I would like to write the following SQl in NHibernate - Detached Criteria if possible.

select * from parent 
INNER JOIN child on parent.id=child.parentid 
INNER JOIN 
  (select ChildID, MAX(ChildDate) MaxChildDate from child group by ChildID) max
ON child.childid, child.ChildDate=max.MaxChildDate

This gives me the latest child in every paret.

I can write the sub-query in Critera but cannot perform the double link of ChildID and MaxDate.

A: 

I can't say I actually know a way of doing what you are asking, NHibernate returns the actual object that you're querying, in this case it would return a list/set of Parent objects. This Parent object would then have a collection of Child objects attached to it. The concept of linking to this data twice and pulling different information doesn't work in NHibernate as far as I am aware.
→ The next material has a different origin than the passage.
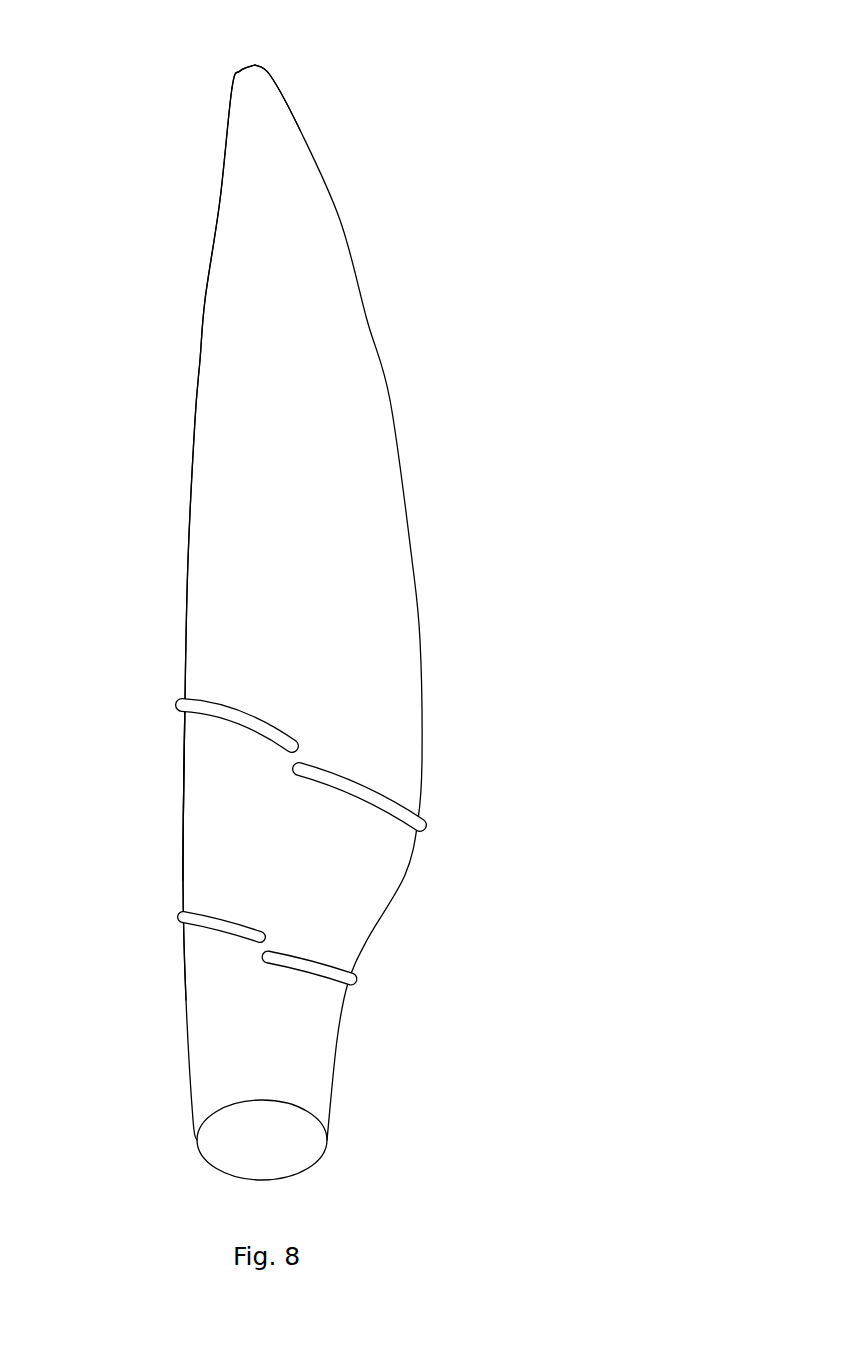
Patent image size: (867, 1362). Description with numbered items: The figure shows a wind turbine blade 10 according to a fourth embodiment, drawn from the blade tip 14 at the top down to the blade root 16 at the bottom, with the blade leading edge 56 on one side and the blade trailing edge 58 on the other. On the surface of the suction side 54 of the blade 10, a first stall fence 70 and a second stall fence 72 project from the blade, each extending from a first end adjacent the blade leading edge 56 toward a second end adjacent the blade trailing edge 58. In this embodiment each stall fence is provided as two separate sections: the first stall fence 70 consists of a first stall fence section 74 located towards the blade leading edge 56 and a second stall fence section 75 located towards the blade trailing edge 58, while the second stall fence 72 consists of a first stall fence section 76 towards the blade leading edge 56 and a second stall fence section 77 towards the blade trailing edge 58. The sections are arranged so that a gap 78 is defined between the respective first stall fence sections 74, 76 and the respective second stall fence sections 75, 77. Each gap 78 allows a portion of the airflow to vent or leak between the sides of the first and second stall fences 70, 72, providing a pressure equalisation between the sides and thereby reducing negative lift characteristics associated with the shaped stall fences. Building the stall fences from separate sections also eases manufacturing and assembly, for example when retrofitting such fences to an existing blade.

If you require this to be available directly on the Parent, I would suggest creating another variable on the Parent object which has these details pre-filtered via the "where" attribute in your Parent.hbm.xml file. If you don't wish to do this I would suggest using LINQ or something similar to pull out the latest Child object for each Parent in your collection.

An example of the "where" attribute that you would find in your Parent.hbm.xml file is:

<set name="LatestChild" table="child" generic="true" inverse="true" where="*your sub-query here*">
  <key column="parent_id" />
  <one-to-many class="YourNameSpace.Model.Child,Model"/>
</set>

This will only ever return the Child objects which match the where query of the collection.

You can find documentation on this here. Although this is the Hibernate reference and not NHibernate it is almost identical in most areas.

Good luck!

Jay
A: 

I would create a sorted list property on the parent (sorted by ChildDate), so when you get last (with linq extensions possibly), you get the one you need. No need to create complicate joins.

Serkan
+1  A: 

Thanks, the join wasn't quite as simple as the example and there were a lot of tables being used - fine if done in a SQL set based setup but there would have been a ridiculous amount of data coming back to filter it in linq.

Unfortunately speed had to win over design so I created a view with the complex join in and used that as a table for a dictionary on the primary domain object. Thanks for all your help though.